The surfmodel.py Utility¶
The routine utils/surfmodel.py generates multicomponent surface reflectance models by fitting multivariate Gaussians to a library of reflectance spectra. It accepts a single argument corresponding to a JSON configuration file:
python3 surfmodel.py <configuration_file.json>
It need be run only once at any time before the retrievals toprepare the model.
Configuration Files¶
The configuration file determines the fitting procedure, spectral sampling and normalization strategies. It is a JSON file, a single dictionary that contains the following:
reference_windows: A list of lists, where each sublist has two elements corresponding to the beginning and end wavelength of a reference interval used for normalization. We recommend specifying intervals that exclude very deep, opaque atmospheric absorption features.
output_model_file: The path to the output location where surfmodel.py writes its fitting result. The format is given in the next chapter; by convention it is a MATLAB-format file suffixed with “.mat”
normalize : Normalization strategy, one of “Euclidean”, “RMS”, or “None”. Unless “None”, reflectance model components will be normalized. At runtime, ISOFIT will normalize its current reflectance estimate prior to selecting a component, and then rescale the component to the appropriate magnitude to form the prior. Normalized models do not constrain the magnitudes of surface reflectances, but just the shape. Only the wavelength intervals specified by “reference_windows” (below) contribute to the normalization. In theory, this normalization decision would not have to made in the model creation step, but could be handled entriely within ISOFIT.
wavelength_file: File specifying output wavelengths to which reflectances are resampled. A three column space-delimited ASCII file, with columns containing channel number, channel center wavelength in microns, and Full Width at Half Maximum (FWHM) of the Gaussian spectral response function in microns, respectively. Currently, surfmodel.py ignores the FWHM column and performs linear interpolation. to resample the library data to the output center wavelengths.

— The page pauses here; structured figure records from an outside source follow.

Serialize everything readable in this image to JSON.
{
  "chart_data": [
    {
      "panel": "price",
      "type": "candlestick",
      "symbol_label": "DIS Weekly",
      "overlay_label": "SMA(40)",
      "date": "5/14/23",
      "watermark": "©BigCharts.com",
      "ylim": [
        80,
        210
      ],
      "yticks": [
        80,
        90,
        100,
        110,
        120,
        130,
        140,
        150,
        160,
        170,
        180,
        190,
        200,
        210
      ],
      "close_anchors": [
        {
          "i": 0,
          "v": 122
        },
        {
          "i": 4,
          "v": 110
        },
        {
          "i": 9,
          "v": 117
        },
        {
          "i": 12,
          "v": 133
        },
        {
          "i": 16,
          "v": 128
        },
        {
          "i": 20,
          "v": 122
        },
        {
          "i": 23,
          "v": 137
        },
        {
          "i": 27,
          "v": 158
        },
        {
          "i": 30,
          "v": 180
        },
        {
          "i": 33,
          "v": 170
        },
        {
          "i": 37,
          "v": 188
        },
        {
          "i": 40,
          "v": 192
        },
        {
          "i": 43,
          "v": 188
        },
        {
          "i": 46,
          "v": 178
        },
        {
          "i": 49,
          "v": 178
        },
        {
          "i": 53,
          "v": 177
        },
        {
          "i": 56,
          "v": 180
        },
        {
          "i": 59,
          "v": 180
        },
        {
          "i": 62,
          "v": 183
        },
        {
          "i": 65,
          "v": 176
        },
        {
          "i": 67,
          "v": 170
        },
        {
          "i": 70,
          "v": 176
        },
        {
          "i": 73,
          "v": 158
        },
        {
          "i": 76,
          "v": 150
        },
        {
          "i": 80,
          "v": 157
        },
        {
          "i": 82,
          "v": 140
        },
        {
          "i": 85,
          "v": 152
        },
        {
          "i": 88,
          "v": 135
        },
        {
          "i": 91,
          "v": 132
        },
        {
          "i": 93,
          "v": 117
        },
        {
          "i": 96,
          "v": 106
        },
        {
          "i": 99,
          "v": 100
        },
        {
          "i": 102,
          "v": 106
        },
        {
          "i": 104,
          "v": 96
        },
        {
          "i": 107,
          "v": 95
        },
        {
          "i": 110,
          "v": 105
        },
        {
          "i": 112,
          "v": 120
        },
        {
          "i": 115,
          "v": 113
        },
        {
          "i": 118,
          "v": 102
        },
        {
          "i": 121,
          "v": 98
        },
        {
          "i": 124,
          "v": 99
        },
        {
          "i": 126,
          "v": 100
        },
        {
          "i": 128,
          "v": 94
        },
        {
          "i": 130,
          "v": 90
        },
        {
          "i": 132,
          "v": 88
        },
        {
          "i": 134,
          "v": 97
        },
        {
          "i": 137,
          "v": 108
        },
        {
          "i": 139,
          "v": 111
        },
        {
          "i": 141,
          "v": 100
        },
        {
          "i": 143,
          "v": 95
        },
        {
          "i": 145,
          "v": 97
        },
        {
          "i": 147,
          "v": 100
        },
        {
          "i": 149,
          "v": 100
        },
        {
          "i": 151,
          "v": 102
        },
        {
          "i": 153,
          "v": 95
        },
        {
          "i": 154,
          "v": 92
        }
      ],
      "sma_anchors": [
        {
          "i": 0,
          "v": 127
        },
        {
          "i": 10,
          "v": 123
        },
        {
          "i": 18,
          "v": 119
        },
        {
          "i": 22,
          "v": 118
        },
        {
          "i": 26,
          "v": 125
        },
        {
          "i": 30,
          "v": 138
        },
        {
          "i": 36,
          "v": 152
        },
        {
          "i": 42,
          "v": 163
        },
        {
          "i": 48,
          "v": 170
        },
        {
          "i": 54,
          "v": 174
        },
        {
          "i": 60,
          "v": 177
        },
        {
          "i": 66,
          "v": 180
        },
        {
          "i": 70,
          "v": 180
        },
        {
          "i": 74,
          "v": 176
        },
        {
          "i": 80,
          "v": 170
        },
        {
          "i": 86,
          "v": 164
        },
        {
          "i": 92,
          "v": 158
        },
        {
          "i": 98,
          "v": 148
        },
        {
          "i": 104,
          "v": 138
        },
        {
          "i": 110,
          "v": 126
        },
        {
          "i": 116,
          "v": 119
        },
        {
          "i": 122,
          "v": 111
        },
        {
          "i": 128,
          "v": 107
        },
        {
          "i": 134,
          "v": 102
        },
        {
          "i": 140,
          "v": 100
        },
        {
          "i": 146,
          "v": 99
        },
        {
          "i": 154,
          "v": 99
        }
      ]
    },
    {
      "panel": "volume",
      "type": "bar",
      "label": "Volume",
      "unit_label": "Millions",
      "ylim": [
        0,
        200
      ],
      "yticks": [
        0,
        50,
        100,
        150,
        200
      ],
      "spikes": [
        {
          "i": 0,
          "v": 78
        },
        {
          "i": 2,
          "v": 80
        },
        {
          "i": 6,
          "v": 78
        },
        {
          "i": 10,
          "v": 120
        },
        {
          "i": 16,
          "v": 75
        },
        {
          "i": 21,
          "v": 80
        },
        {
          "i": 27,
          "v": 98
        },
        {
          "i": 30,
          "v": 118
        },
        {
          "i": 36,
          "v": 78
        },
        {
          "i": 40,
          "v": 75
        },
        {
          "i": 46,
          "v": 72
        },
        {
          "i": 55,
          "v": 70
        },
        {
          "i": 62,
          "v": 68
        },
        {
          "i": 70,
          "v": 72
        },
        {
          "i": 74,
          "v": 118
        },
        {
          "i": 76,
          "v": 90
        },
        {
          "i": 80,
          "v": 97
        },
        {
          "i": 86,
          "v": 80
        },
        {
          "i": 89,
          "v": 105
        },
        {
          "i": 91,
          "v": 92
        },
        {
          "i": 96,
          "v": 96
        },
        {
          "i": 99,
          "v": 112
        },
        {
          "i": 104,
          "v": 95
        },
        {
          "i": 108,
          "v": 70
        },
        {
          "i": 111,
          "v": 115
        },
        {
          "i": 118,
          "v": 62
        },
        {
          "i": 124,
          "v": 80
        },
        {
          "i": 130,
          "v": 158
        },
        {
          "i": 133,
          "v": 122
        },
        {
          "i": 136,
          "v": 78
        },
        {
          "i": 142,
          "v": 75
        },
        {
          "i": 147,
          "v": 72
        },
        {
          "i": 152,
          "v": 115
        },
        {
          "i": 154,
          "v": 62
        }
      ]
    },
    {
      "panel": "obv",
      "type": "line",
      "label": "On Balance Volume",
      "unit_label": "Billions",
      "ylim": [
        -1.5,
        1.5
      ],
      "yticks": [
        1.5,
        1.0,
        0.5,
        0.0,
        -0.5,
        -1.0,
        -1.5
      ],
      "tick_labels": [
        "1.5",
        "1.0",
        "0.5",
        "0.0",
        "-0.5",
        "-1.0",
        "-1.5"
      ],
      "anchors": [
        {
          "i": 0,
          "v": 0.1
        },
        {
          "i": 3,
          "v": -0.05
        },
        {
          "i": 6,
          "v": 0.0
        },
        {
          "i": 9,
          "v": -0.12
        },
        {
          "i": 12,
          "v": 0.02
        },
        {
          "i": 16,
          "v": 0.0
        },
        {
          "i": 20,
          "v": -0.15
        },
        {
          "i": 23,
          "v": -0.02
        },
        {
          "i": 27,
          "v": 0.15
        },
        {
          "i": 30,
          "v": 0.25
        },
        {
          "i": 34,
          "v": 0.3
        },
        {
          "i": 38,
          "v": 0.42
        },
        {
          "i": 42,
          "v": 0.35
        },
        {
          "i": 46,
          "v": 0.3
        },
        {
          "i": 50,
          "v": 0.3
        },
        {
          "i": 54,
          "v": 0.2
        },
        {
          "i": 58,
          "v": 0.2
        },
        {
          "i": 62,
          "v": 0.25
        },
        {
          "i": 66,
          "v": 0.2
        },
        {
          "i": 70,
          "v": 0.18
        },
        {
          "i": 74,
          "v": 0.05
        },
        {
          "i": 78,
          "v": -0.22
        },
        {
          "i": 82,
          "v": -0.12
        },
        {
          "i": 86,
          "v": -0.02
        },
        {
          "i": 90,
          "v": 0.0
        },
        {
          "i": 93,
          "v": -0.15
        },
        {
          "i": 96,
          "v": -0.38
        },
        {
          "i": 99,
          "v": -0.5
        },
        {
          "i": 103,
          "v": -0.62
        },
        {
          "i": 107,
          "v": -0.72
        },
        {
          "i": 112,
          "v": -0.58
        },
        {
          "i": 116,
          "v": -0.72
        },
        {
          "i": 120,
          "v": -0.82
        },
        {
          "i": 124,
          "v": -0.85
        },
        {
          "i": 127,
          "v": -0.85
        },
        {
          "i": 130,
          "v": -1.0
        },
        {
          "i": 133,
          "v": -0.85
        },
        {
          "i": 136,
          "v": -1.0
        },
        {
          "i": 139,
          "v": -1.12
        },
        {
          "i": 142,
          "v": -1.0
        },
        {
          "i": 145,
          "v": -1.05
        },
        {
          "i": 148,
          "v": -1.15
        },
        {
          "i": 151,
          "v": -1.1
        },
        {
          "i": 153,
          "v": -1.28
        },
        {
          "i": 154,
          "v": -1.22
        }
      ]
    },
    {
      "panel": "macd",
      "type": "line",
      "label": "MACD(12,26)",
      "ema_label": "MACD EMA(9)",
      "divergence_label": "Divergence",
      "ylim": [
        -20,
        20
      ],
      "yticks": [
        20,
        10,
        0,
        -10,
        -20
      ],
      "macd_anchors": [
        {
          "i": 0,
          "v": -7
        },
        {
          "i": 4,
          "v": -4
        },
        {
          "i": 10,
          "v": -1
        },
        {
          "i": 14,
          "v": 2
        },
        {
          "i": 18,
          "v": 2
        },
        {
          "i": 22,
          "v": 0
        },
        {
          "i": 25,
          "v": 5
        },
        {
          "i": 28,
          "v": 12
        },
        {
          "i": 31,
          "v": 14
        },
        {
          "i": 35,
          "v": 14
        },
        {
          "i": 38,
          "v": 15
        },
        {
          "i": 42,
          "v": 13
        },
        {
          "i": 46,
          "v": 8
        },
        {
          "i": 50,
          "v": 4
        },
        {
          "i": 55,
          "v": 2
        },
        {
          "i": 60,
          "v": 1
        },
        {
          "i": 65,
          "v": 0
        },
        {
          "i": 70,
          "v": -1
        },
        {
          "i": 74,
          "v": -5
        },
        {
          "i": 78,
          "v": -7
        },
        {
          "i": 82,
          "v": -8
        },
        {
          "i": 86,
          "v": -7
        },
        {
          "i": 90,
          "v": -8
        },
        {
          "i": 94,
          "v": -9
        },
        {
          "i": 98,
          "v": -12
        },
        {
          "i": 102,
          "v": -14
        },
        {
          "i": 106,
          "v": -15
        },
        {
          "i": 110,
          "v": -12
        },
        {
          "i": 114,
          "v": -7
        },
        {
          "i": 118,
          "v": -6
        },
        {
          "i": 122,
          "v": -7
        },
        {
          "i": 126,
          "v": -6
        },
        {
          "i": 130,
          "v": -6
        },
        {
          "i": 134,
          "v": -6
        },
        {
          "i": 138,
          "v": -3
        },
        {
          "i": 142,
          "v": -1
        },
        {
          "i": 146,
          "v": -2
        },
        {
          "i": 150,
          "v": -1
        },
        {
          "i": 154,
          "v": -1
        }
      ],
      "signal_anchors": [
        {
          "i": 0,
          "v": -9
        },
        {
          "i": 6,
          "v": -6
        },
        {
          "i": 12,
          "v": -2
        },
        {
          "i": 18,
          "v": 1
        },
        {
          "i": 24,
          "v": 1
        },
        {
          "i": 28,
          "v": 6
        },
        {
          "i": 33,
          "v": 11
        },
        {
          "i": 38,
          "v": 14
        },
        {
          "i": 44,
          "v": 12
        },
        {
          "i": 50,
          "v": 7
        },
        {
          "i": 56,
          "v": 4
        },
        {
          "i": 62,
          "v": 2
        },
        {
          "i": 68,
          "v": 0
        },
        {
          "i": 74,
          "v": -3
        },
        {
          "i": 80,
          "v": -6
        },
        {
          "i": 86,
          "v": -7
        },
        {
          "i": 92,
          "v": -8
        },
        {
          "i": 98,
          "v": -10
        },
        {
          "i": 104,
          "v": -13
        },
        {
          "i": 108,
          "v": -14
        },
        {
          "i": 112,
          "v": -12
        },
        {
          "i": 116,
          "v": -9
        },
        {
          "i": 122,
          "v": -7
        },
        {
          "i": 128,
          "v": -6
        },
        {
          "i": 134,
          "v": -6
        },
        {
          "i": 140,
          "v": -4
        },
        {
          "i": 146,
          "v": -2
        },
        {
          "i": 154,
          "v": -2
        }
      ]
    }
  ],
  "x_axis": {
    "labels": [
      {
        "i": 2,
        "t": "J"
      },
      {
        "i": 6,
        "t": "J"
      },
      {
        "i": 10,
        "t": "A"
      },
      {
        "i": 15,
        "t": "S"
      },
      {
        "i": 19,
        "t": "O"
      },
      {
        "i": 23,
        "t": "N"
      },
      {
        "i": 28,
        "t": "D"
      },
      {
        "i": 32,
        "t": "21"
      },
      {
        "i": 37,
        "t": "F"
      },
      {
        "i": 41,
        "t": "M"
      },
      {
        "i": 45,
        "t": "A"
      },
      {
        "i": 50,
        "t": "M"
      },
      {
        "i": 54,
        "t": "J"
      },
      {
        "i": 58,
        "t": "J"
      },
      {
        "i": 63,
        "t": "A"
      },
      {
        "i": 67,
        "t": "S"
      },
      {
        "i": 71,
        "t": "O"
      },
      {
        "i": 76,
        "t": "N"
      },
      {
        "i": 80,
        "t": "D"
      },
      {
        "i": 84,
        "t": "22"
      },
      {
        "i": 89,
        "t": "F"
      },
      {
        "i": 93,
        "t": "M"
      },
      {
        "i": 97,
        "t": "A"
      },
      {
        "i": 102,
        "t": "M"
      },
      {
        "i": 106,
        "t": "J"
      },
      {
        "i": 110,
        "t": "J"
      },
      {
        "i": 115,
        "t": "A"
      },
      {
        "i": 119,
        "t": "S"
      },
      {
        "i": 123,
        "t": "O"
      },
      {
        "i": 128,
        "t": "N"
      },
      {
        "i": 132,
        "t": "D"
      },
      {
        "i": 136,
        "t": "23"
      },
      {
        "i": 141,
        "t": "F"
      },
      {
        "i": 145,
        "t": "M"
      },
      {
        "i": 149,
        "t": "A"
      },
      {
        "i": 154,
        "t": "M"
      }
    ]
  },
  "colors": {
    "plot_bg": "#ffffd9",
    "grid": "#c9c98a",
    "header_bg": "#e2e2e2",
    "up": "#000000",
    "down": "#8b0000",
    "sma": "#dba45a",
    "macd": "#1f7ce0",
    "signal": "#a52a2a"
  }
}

sources: A list of dictionaries, one per source library used in the fitting. surfmodel.py fits each library is separately, and appends those components to the general collection. The dictionary for each component contains:
input_spectrum_files: The path to a dataset of reflectance spectra, given as a binary matrix of four-byte floating point numbers in Band Interleaved by Pixel format. The dimensions and wavelengths of the input data are specified by a detached human-readable ASCII header in ENVI format. The header file name is the same as the dataset, but with the suffix “.hdr” appended. The header must also contain wavelength information for each reflectance spectrum; the spectra will be interpolated linearly to the output wavelength grid given by the “wavelength_file” option.
n_components: The number of components used to fit the library spectra.
windows:A list of dictionaries, where each dictionary specifies fitting parameters for a different wavelength interval. Breaking the spectral range into intervals allows surfmodel.py to control and modify the fitting strategy independently for each range. This is useful for adjusting the degree of regularization, restricting the prior flexibility in the surface in areas of critical atmospehric information. The dictionary always contains three key-value pairs:
- interval: A two-element list of numbers, the beginning and end wavelengths of the range.
- regularizer: A regularization value added to the diagonal of the covariance matrix for this range. Values are in “variance of surface reflectance” units. For example, a value of 1e-6 corresponds to an extra regularization having a standard deviation of 0.1% in Lambertian surface reflectance values. Regularization promotes numerical stability and flexibility in the refelctance model.
- correlation: Either “EM” or “decorrelated.” If the former, off-diagonal elements are estimated directly from the data. If the latter, off-diagonal elements are set to zero.
Model Definition Files¶
The surface model is stored in MATLAB (‘.mat’) format, and contains the following fields:
- means: a 2D array of component means sized [(number of components) x (number of wavelengths)]
- covs: a 3D array of covariance matrices sized [(number of components) x (number of channels) x (number of channels)]
- wl: a vector of center wavelengths for each channel that should ideally match the instrument description;
- normalize: modifies the magnidude of the components to match the state vector, and can be either “None”, “Euclidean”, or “RMS”
- refwl: A vector of reference wavelengths used for the normalization and distance comparison. Careful selection of “refwl” ensures that spectra are not compared using (for example) the deep water absorption features or other low signal areas.